Niebezpieczne barwniki spożywcze. Niszczą żołądek, wątrobę i powodują raka
Cały Internet zasypały zdjęcia kolorowego, idealnego jedzenia. Moda na takie jedzenie dotarła już wszędzie. Kupując lody w kawiarnii, nie dziwi nas już smak „gumy balonowej”, który jest intensywnie niebieski. Napoje gazowane w osiedlowym sklepie są dostępne we wszystkich kolorach tęczy. Choć wyglądają smakowicie, ich skład niestety taki nie jest.
Barwniki stosowane w popularnych napojach i słodyczach powodują choroby!

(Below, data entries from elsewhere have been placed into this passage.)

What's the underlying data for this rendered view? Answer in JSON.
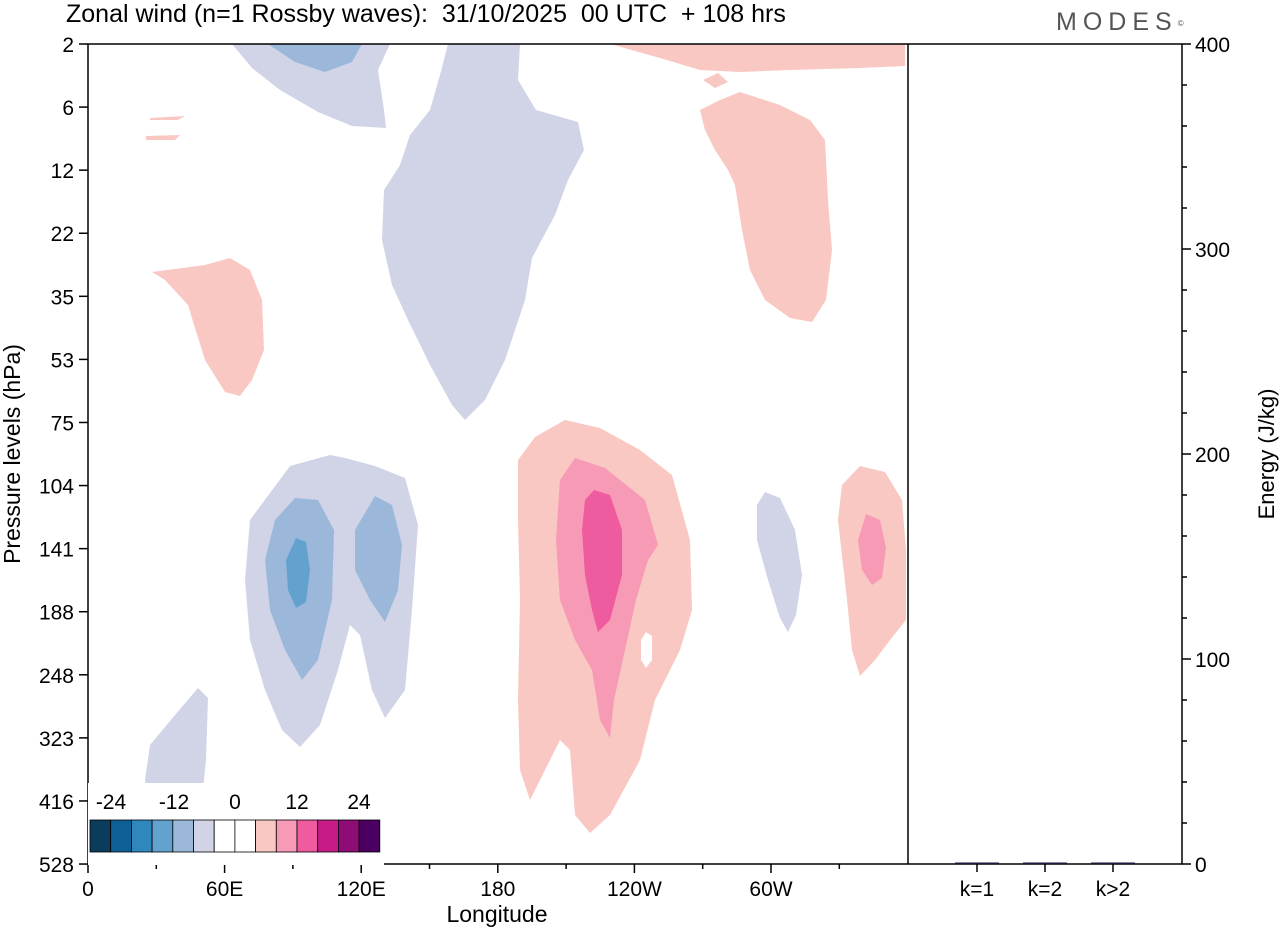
{
  "title": "Zonal wind (n=1 Rossby waves):  31/10/2025  00 UTC  + 108 hrs",
  "brand": "MODES",
  "brand_mark": "©",
  "chart_data": [
    {
      "type": "heatmap",
      "title": "Zonal wind (n=1 Rossby waves):  31/10/2025  00 UTC  + 108 hrs",
      "xlabel": "Longitude",
      "ylabel": "Pressure levels (hPa)",
      "x_ticks": [
        "0",
        "60E",
        "120E",
        "180",
        "120W",
        "60W"
      ],
      "y_ticks": [
        "2",
        "6",
        "12",
        "22",
        "35",
        "53",
        "75",
        "104",
        "141",
        "188",
        "248",
        "323",
        "416",
        "528"
      ],
      "colorbar": {
        "labels": [
          "-24",
          "-12",
          "0",
          "12",
          "24"
        ],
        "colors": [
          "#0b3c5c",
          "#0e6196",
          "#2f87bd",
          "#63a2cf",
          "#9bb7da",
          "#d1d4e7",
          "#ffffff",
          "#ffffff",
          "#f9c8c3",
          "#f79ab6",
          "#ef5b9f",
          "#c71b88",
          "#8d0c76",
          "#4b0061"
        ]
      },
      "legend": "bottom-left"
    },
    {
      "type": "bar",
      "ylabel": "Energy (J/kg)",
      "ylim": [
        0,
        400
      ],
      "y_ticks": [
        "0",
        "100",
        "200",
        "300",
        "400"
      ],
      "categories": [
        "k=1",
        "k=2",
        "k>2"
      ],
      "values": [
        0.4,
        0.6,
        0.3
      ],
      "bar_color": "#1a1a3a"
    }
  ]
}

Czytając skład nie jesteśmy w stanie rozszyfrować go. Nie jesteśmy pewni co kryje się za kodem „E211”. Myśląc, że to tylko nieszkodliwy barwnik, kupujemy kota w worku.
Żółty barwnik – E104
Znany pod nazwą „chinolinowa – żółć”. Dopuszczalna dawka spożycia to 10 mg. Po jej przekroczeniu, chemia staje się niebezpieczna. Może powodować zaczerwienienia skóry oraz wysypkę. Wśród ekspertów pojawiają się głosy, że substancja jest rakotwórcza i znacznie wzmaga astmę.
Brylantowy błękit – E113
Jeden z najpopularniejszych barwników. Konserwant w dużych dawkach powoduje podrażnienie śluzówki oraz marskość wątroby. W połączeniu z witaminą C, tworzy niebezpieczny bezen. Substancja ta jest rakotwórcza.
Krwista czerwień – E102, E112, E151
Barwniki, które wolno spożywać w zależności 4mg do kg masy ciała. Niezwykle niebezpieczne dla kobiet w ciąży. Według lekarzy może powodować skurcze macicy, a nawet utratę ciąży. Znaleziono też związek miedzy ADHD, a barwnikami. Dzieci, które często go spożywały, miały większe problemy z koncentracją.